Eg, where previously -p 'monthly from 1/15' or -M -b 1/15 would always
adjust the report start date to 1/1,
unless you used the special -p 'every 15th day of month from 1/15' form,
now the start date will not be adjusted. (It is still adjusted if
the report date is not specified explicitly, eg inferred from the journal).
This keeps behaviour consistent between report periods and periodic transactions.
'in' period expressions, like 'in 2023-01', are a grey area; they
do specify a start date (2023-01-01), although they look a bit implicit.
So previously, -p 'weekly in 2023-01' would adjust the start date to
the preceding monday (2022-12-26), but now it will start exactly on
2023-01-01 (a sunday, which also causes ugly verbose column headings).

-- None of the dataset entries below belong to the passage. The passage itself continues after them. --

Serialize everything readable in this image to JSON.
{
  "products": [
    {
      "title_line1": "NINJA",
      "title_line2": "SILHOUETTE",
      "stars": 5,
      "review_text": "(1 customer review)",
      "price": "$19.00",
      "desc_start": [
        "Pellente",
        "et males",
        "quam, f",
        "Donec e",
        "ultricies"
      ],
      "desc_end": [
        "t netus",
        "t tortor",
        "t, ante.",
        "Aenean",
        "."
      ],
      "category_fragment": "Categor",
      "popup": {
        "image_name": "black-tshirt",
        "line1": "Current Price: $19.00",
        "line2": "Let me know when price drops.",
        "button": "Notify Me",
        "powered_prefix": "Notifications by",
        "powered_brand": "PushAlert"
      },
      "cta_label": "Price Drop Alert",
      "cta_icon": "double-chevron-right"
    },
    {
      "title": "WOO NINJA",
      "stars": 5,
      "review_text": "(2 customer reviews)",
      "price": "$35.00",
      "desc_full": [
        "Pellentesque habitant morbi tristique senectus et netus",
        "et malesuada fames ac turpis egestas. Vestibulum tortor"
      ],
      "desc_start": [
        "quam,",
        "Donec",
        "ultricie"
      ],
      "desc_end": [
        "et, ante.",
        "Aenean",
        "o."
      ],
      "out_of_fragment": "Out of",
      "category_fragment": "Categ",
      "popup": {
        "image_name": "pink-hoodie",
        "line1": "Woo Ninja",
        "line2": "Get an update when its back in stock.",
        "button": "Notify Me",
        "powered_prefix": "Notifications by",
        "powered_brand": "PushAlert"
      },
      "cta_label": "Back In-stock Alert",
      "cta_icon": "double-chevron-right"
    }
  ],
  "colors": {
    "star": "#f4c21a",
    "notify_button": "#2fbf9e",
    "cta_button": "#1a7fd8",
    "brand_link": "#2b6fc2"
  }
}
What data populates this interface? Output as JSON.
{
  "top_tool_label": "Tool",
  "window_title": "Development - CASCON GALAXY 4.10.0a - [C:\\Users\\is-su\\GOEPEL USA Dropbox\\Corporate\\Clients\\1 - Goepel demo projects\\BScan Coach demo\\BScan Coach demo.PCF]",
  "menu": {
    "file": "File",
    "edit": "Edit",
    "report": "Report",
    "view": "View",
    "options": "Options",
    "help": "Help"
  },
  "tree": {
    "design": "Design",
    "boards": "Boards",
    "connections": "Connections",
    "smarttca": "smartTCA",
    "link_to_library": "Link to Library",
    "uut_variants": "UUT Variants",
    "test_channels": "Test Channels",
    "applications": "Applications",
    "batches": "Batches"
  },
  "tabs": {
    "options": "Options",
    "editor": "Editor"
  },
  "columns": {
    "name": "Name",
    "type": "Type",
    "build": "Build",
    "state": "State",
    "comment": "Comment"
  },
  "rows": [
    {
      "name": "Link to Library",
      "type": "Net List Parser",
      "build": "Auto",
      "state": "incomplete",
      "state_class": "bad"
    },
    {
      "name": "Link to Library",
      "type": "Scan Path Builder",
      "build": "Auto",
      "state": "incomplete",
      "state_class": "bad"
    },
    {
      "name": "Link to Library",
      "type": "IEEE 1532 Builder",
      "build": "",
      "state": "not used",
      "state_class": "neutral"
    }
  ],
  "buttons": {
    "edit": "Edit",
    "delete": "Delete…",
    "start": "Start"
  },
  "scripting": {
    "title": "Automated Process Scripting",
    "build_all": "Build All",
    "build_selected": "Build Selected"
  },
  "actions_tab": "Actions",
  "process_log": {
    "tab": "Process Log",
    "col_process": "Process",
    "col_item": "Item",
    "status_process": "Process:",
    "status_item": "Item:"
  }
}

To ensure monday based weeks and simple report headings here,
you would have to explicitly specific a start date that is a monday,
eg -p 'weekly from 2022-12-26 to 2023-02'.
You can now write both @/@@ costs and corresponding equity conversion postings
in a transaction at any time, not just when using --infer-costs or --infer-equity.
hledger will recognise the redundancy and ignore it.
One thing has become more strict: hledger now requires conversion postings
to occur in adjacent pairs; an odd number of them is not allowed.
(Conversion postings are postings to accounts of type `V`/`Conversion`,
or named `equity:conversion`, `equity:trade`, `equity:trading`,
or subaccounts of these.)
And, --infer-costs now works in transactions with an implicit amount
(inferring costs from equity now happens after transaction balancing,
not before).
Previously, the accounts passed to account directives would be stripped
of their surrounding brackets, but the required behaviour is to have
account directives plain reject bracketed accounts. This change ensures
that accounts in account directives may not start with a bracket
character.
Currently an account name like "a:(aa)" will not have (aa) unbracketed.
However, this seems reasonable since the full name is unbracketed and
thus will not be confused with virtual or virtual-balanced posting.